• Codeforces Round #373 (Div. 2) Anatoly and Cockroaches —— 贪心


    题目链接:http://codeforces.com/contest/719/problem/B


    B. Anatoly and Cockroaches
    time limit per test
    1 second
    memory limit per test
    256 megabytes
    input
    standard input
    output
    standard output

    Anatoly lives in the university dorm as many other students do. As you know, cockroaches are also living there together with students. Cockroaches might be of two colors: black and red. There are n cockroaches living in Anatoly's room.

    Anatoly just made all his cockroaches to form a single line. As he is a perfectionist, he would like the colors of cockroaches in the line to alternate. He has a can of black paint and a can of red paint. In one turn he can either swap any two cockroaches, or take any single cockroach and change it's color.

    Help Anatoly find out the minimum number of turns he needs to make the colors of cockroaches in the line alternate.

    Input

    The first line of the input contains a single integer n (1 ≤ n ≤ 100 000) — the number of cockroaches.

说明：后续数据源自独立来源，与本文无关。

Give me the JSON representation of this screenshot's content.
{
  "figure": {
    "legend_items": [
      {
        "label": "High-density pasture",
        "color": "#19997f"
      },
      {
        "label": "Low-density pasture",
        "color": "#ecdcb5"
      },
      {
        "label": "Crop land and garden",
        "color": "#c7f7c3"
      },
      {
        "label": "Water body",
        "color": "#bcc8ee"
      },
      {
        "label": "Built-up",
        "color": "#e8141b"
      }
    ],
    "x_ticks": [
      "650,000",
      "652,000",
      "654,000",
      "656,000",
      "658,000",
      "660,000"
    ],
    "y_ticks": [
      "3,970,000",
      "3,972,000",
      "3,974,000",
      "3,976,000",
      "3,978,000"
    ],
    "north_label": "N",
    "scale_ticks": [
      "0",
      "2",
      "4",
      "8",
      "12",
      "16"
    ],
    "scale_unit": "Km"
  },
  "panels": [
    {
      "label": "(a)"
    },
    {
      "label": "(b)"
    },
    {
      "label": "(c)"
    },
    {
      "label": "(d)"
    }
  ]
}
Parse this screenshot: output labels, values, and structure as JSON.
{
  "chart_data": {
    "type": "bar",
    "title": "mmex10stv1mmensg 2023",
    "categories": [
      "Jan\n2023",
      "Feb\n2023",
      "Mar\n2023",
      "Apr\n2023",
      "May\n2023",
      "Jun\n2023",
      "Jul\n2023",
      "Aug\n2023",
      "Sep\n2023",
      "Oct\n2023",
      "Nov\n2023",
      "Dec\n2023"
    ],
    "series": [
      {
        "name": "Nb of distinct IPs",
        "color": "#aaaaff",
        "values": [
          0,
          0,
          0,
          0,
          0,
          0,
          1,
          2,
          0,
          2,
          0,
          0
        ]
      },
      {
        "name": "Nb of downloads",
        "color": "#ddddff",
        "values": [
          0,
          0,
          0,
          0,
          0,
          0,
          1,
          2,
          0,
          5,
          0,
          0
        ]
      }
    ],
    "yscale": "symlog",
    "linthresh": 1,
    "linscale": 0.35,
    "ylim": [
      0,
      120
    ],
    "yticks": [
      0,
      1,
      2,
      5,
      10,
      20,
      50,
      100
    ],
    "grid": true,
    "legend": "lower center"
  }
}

    The second line contains a string of length n, consisting of characters 'b' and 'r' that denote black cockroach and red cockroach respectively.

    Output

    Print one integer — the minimum number of moves Anatoly has to perform in order to make the colors of cockroaches in the line to alternate.

    Examples
    input
    5
    rbbrr
    
    output
    1
    
    input
    5
    bbbbb
    
    output
    2
    
    input
    3
    rbr
    
    output
    0
    
    Note

    In the first sample, Anatoly has to swap third and fourth cockroaches. He needs 1 turn to do this.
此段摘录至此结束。